Ask anyone under the age of 30 what a cheque is, and you'll probably be met with a blank look and a shrug.
For them, money moves from person to person through their phone or their watch, and based on their experience of banking, very soon most of the many reasons why we used to visit bank branches weekly or even more regularly will no longer be valid.
And so you can see, therefore, why it is that banks, like Bank of Ireland, are looking closely at whether they need as extensive a network of expensive branches as they used to.
It is isn't just Bank of Ireland or Ulster Bank doing this either. Last year KBC announced it was closing four of its "hubs" or branches to you or me.
Given it now has just 12, that represented a cut of one quarter.
AIB, which has a network of around 200 branches, also said last year that it was merging five branches in locations where there were others nearby in order to save costs.
So in total, when the announcements of all four institutions over the past six months are taken into account, we could see up to 200 branches closed over a few years across the country.
And that is all on top of the many dozens of branches that have been closed by all the various banks in the wake of the financial crash over a decade ago.

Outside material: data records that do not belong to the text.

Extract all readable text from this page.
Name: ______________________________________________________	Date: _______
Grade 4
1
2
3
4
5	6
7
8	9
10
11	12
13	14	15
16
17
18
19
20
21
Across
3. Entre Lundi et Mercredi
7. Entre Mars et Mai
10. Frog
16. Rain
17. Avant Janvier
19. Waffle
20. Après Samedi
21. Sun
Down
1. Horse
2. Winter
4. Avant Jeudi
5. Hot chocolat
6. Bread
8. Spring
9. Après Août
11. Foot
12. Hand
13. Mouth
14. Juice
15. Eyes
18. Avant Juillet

Whatever Bank of Ireland's rationale, there is no denying that today's news will be disappointing and concerning for many small towns.
Despite the shifting trends, there are still many people who use branches for their banking.
Older or vulnerable customers, or those who aren't technologically literate, still want the personal touch.
Some small businesses and farmers need that extra little bit of assistance they can't get from an app - particularly at the moment and in the coming months as the pandemic eases.
Children like to see their birthday and communion money being handed into a human being at a counter, rather than to an ATM, or worse still an internet banking terminal.
For the 200 staff too, who have been offered redeployment or a voluntary redundancy package, uncertainty and some difficult choices lie ahead.
In many rural towns, the closure of the local bank will also mean yet another empty commercial premises in the Main Street - another reason for people to no longer come into town.
It will, however, provide an opportunity for An Post and the credit unions to fill the void.
AIB, Ulster Bank and Danske all currently provide banking services through post offices, soon to be joined by Bank of Ireland.
That may prove to be another means for smaller rural post offices, which have also come under threat in recent years, to survive and thrive.
A small glimmer of hope amid a pretty grim outlook for the future of traditional retail banking in Ireland.